No, I don’t think we should defund Hollywood or abolish Hollywood! [Laughs.] I think that even if you are not convinced by morality — and what I mean is that, even if you are not a person who believes that you should give opportunities in Hollywood to black people and women and queer people and Latino people, that that is something that should be happening to give a voice to people who have been historically oppressed — I think there is no denying the fact that the quality of entertainment improves when you have a diversity of opinions in a room on a project. I have only worked on shows in which that is really important to people. So I’ve only worked in rooms in which a diversity of opinion and thought and hiring women and people of color has been of primary importance to the showrunner. And I think the quality is improved by that. There’s no arguing that. Even if Hollywood and entertainment people don’t want to do the morally right thing, if we speak to their business interests, you say it’s just good business in the long run. The quality of the shows will be better if you highlight black voices and queer voices and Latinx voices and women’s voices. The more that you include and diversify your staffs, the better work you’re going to get, and the more money you’re going to make. People are ready and hungry for stories from people that are like them. There’s a lot of people who have been underserved by Hollywood for a long time.

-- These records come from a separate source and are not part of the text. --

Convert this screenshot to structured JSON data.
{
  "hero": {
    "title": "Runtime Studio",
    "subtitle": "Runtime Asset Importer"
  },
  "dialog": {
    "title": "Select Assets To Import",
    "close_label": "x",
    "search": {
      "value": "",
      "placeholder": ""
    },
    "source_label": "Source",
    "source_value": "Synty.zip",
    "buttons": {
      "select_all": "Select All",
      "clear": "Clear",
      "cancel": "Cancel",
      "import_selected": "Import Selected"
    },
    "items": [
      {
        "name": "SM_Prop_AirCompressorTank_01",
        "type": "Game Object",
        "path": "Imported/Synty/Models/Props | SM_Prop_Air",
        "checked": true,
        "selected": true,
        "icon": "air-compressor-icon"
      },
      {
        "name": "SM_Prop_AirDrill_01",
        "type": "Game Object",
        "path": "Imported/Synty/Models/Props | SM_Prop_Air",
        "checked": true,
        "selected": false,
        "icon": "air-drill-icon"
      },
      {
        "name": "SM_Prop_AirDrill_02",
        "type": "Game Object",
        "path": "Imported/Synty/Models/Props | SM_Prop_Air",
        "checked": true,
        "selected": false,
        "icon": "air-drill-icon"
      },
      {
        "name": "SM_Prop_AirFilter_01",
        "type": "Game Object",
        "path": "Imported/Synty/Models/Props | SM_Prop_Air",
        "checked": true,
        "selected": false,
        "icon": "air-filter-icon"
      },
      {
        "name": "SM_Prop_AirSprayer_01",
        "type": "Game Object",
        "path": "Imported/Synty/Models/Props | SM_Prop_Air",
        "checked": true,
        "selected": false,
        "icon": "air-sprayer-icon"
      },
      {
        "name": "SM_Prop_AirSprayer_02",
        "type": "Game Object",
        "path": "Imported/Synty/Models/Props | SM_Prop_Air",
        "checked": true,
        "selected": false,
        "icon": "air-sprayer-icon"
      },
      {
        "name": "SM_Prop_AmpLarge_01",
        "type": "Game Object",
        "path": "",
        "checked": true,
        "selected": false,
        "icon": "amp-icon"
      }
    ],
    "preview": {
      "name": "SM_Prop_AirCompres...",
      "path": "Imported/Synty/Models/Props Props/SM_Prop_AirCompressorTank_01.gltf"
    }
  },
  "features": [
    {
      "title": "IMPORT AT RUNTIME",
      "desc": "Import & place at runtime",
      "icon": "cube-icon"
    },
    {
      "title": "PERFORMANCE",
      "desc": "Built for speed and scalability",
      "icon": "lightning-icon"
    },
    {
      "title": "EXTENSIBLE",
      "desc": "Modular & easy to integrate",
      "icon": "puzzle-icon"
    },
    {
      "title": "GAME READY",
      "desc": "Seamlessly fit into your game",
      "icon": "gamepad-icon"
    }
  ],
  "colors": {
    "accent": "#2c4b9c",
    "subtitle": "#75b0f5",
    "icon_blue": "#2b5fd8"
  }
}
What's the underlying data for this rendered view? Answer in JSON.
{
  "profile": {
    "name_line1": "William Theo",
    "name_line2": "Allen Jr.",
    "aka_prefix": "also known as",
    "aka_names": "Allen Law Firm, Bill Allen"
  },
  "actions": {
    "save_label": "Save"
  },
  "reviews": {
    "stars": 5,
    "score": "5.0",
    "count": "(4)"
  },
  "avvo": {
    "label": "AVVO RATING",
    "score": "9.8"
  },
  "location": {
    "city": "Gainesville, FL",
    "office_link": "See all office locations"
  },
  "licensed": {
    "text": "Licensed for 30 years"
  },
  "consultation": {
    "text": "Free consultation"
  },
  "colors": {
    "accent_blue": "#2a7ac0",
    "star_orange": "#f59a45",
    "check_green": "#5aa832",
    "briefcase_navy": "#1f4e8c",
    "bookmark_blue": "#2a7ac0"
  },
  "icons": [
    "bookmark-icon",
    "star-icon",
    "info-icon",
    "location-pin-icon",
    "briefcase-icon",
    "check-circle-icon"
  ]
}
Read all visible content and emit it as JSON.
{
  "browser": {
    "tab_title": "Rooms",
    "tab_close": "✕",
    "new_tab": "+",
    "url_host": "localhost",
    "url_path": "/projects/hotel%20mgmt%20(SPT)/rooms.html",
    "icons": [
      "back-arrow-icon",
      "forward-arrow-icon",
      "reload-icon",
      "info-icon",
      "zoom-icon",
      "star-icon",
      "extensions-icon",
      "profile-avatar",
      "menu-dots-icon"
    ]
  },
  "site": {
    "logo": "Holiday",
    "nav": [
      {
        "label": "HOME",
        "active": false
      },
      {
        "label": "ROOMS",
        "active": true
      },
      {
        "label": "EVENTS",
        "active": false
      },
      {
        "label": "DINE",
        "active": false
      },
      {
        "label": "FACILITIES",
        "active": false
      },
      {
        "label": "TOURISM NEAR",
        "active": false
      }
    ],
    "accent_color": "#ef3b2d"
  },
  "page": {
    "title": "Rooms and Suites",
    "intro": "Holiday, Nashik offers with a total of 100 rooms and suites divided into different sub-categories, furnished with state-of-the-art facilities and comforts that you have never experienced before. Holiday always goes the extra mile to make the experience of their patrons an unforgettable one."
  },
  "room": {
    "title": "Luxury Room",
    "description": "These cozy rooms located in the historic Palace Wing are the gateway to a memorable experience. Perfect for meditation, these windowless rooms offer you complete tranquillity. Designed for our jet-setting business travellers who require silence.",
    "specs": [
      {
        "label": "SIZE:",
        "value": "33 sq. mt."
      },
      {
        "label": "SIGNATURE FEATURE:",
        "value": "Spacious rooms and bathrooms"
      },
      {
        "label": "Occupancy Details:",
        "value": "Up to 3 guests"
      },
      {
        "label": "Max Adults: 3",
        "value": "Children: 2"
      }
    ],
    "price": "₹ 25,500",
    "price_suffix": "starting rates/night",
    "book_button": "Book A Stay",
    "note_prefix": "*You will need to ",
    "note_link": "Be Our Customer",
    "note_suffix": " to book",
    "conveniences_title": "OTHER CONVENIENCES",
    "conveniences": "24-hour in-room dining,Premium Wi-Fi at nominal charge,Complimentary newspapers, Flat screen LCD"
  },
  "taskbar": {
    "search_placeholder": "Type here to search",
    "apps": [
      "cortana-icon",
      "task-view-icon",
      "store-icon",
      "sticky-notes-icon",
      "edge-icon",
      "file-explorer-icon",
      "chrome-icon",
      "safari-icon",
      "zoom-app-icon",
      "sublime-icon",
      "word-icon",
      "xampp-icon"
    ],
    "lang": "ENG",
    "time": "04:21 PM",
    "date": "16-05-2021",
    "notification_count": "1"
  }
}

Another odd intersection between Watchmen and reality has been when mayors of cities, starting with Washington, D.C., have had streets painted with “Black Lives Matter” murals that often look like the Watchmen episode titles floating over a scene. What did you think when you first saw that?
I loved it. It is incredibly cool. I would love to see more concrete action besides just painting “Black Lives Matter” on streets, to help rectify some of these injustices we’re seeing. But just from a purely aesthetic point of view, it’s cool.
And did the Watchmen connection occur to you when you saw it?
Of course. I don’t know if that’s what they had in mind when they did it, but I’ll forever think of those block letters in that way.
Finally, I want to talk about you doing this and The Good Place and Succession all on top of one another. What was that like going among these three shows with wildly different tones, that are all in different ways talking about how broken society is?
For me, if there is some connective tissue between those shows, it’s showrunners I respect who are very committed to making stuff that feels additive to the world, and feels unique and interesting. That’s always what guides me. I don’t mind jumping around from genre to genre, from comedy to drama, half-hour to hour. All I want to do is work on stuff that contributes to the world and entertainment and the conversation in a way that feels unique and interesting. Sometimes, you want to turn on the TV and zone out and not think about the world. I have those shows I turn on when I want to text and look at Twitter and watch casually. But when I think about what I want to work on, I don’t want something where you shut off your brain when you watch it. I want something that makes you think about the world, and about your own life. As different as those shows are, that’s something that connects them: that grounded nature, and putting a lot of ideas in front of somebody, and forcing them to think about them.